You’ve got a couple options here, and know that the recipe was thoroughly tested with allulose (my favorite sweetener by a mile really), xylitol (try and use non-corn to avoid tummy problems), and erythritol. And these are the findings!
1. Allulose and xylitol work equally well. The resulting keto caramel is luscious and sticky, with no thickener required. Plus, both sweeteners keep your caramel ultra smooth, and I didn’t experience any crystallization whatsoever with either.
If using xylitol, make sure to be careful if you have a pup (or kitty!) around the house, as it’s highly toxic to the little guys!
2. Now, erythritol is a bit tricker guys as it tends to crystalize once cool (you can always reheat it?). I did notice that doing about 1/2 erythritol and 1/2 of allulose or xylitol seemed to keep it smooth all the way through.
So if you’re not into the blackstrap molasses, try using of the brown erythritol sweeteners (say Lakanto Golden or Swerve Brown). Just keep in mind that you may need to add a touch of xanthan gum to obtain the thick ‘n sticky results (say 1/8-1/4 tsp, depending on desired thickness).
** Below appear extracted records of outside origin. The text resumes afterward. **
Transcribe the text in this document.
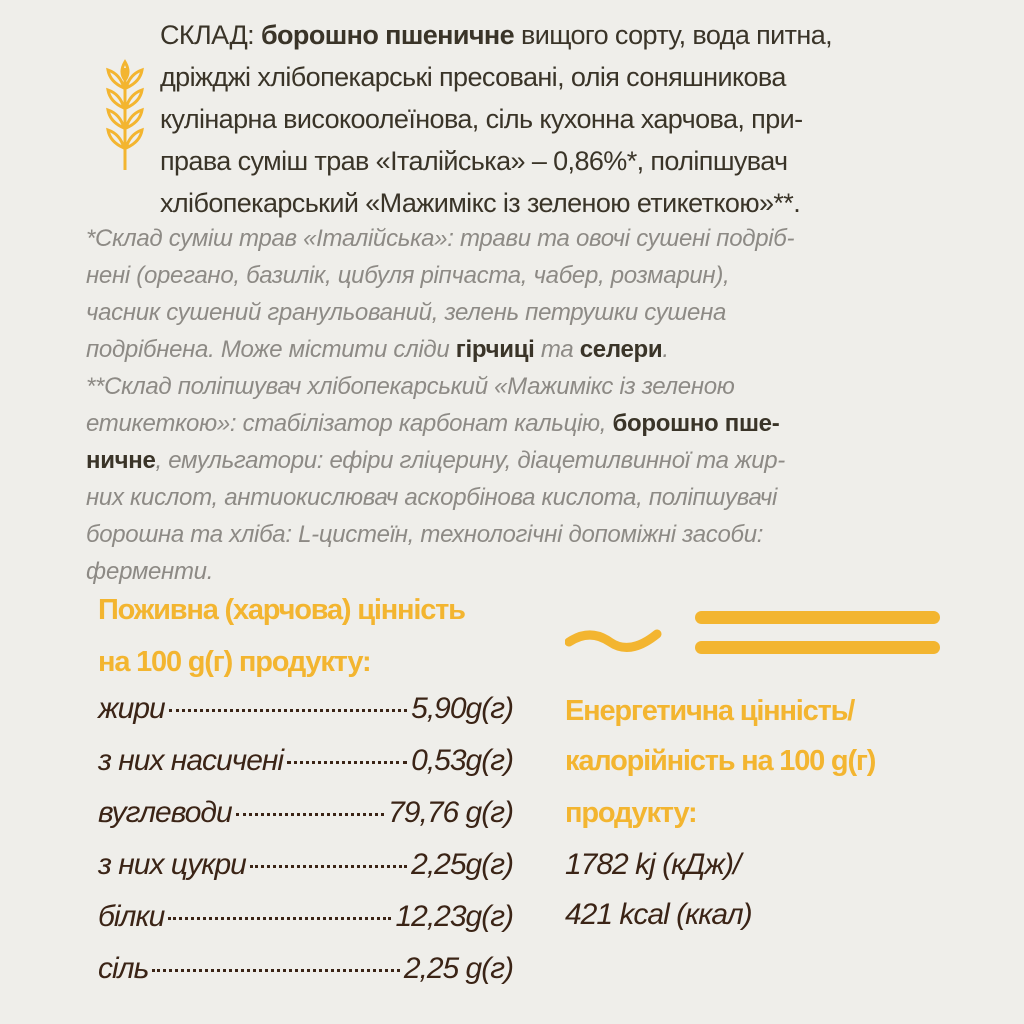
СКЛАД: борошно пшеничне вищого сорту, вода питна,
дріжджі хлібопекарські пресовані, олія соняшникова
кулінарна високоолеїнова, сіль кухонна харчова, при-
права суміш трав «Італійська» – 0,86%*, поліпшувач
хлібопекарський «Мажимікс із зеленою етикеткою»**.
*Склад суміш трав «Італійська»: трави та овочі сушені подріб-
нені (орегано, базилік, цибуля ріпчаста, чабер, розмарин),
часник сушений гранульований, зелень петрушки сушена
подрібнена. Може містити сліди гірчиці та селери.
**Склад поліпшувач хлібопекарський «Мажимікс із зеленою
етикеткою»: стабілізатор карбонат кальцію, борошно пше-
ничне, емульгатори: ефіри гліцерину, діацетилвинної та жир-
них кислот, антиокислювач аскорбінова кислота, поліпшувачі
борошна та хліба: L-цистеїн, технологічні допоміжні засоби:
ферменти.
Поживна (харчова) цінність
на 100 g(г) продукту:
жири	5,90g(г)
з них насичені	0,53g(г)
вуглеводи	79,76 g(г)
з них цукри	2,25g(г)
білки	12,23g(г)
сіль	2,25 g(г)
Енергетична цінність/
калорійність на 100 g(г)
продукту:
1782 kj (кДж)/
421 kcal (ккал)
How much sweetener? Now this is the question. Traditional caramel uses about 1 cup of sugar, but in my opinion 1/3 cup of sweetener for keto palates is more than enough. As allulose is 30% less sweet than sugar (and xylitol), I did 1/2 cup (but you can probably do with just 1/3 cup for a lightly sweetened caramel). With xylitol I tried with 1/4 and 1/3 cup and they both worked great (just depends how sweet you like it, and what you’re using it for). Keto sweet buds are all over the place guys, but the neat thing here is that you can adjust to taste!
And… the video story!
Low Carb (& Sugar Free!) Caramel Popcorn
For the low carb caramel popcorn
- 4-5 cups popped popcorn
For the low carb caramel popcorn
- Get your popcorn ready! You can either buy a bag of (salted!) buttered popcorn or pop your own. One batch of caramel is enough for 4 to 5 cups, depending on how coated you like it. Transfer to a lined baking tray and set aside.
For the keto caramel
- See video for how to whip up my keto caramel. The one difference will be that you'll be adding a touch of baking soda at the very end (for easier coating and a candy-like texture).
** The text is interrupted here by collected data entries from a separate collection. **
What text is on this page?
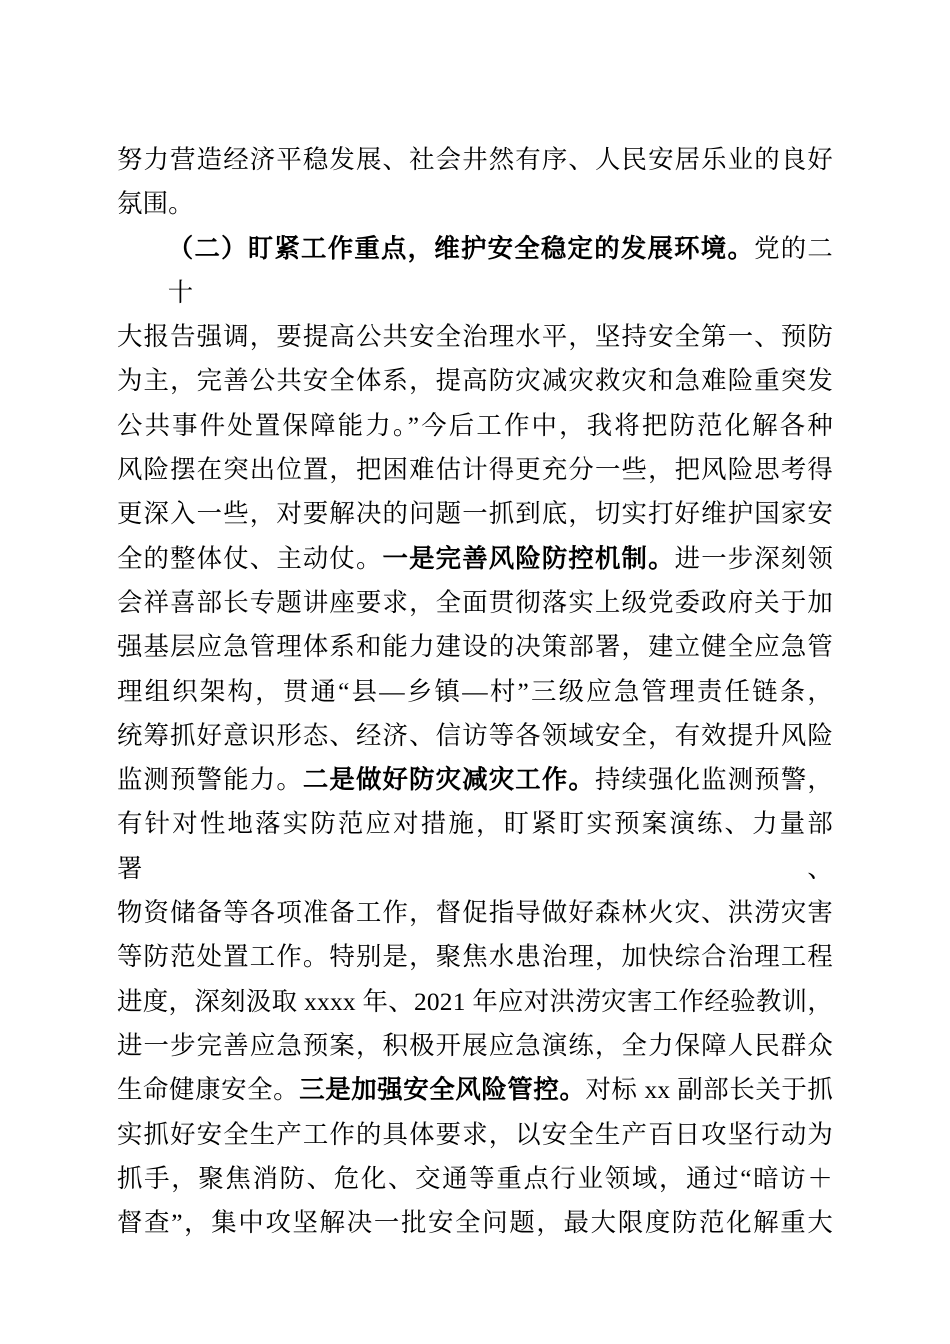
努力营造经济平稳发展、社会井然有序、人民安居乐业的良好
氛围。
（二）盯紧工作重点，维护安全稳定的发展环境。党的二十
大报告强调，要提高公共安全治理水平，坚持安全第一、预防
为主，完善公共安全体系，提高防灾减灾救灾和急难险重突发
公共事件处置保障能力。”今后工作中，我将把防范化解各种
风险摆在突出位置，把困难估计得更充分一些，把风险思考得
更深入一些，对要解决的问题一抓到底，切实打好维护国家安
全的整体仗、主动仗。一是完善风险防控机制。进一步深刻领
会祥喜部长专题讲座要求，全面贯彻落实上级党委政府关于加
强基层应急管理体系和能力建设的决策部署，建立健全应急管
理组织架构，贯通“县—乡镇—村”三级应急管理责任链条，
统筹抓好意识形态、经济、信访等各领域安全，有效提升风险
监测预警能力。二是做好防灾减灾工作。持续强化监测预警，
有针对性地落实防范应对措施，盯紧盯实预案演练、力量部署、
物资储备等各项准备工作，督促指导做好森林火灾、洪涝灾害
等防范处置工作。特别是，聚焦水患治理，加快综合治理工程
进度，深刻汲取 xxxx 年、2021 年应对洪涝灾害工作经验教训，
进一步完善应急预案，积极开展应急演练，全力保障人民群众
生命健康安全。三是加强安全风险管控。对标 xx 副部长关于抓
实抓好安全生产工作的具体要求，以安全生产百日攻坚行动为
抓手，聚焦消防、危化、交通等重点行业领域，通过“暗访＋
督查”，集中攻坚解决一批安全问题，最大限度防范化解重大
- Add butter to a large dutch oven over medium/low heat and simmer, stirring every so often, until fully browned (about 5 minutes). (My top tip: I like to use salted butter for a salted caramel version!) Add in the sweetener, heavy cream and salt (leave out if using salted butter), stirring until fully combined. Add in the molasses (optional), and stir briefly until just combined.
- Simmer over very low heat for 15 minutes (don't stir at all!), taste for seasoning.
- Note: if your caramel splits (too high temperature is usually the culprit!), you might still be able to save it. Remove it from the heat, allow the mixture to cool down for about 5 minutes, bring it back on the stovetop over low heat, and gently whisk in a tablespoon of water until it comes back together (should happen almost instantly).
- Mix in the baking soda into the caramel at the *very* end: it will bubble up rapidly (this is why we're using a larger dutch oven here), and immediately pour it over your prepared popcorn. Rapidly mix it for even coating with a spatula, sprinkle some flaky sea salt (optional, but highly suggested) and set aside to cool completely.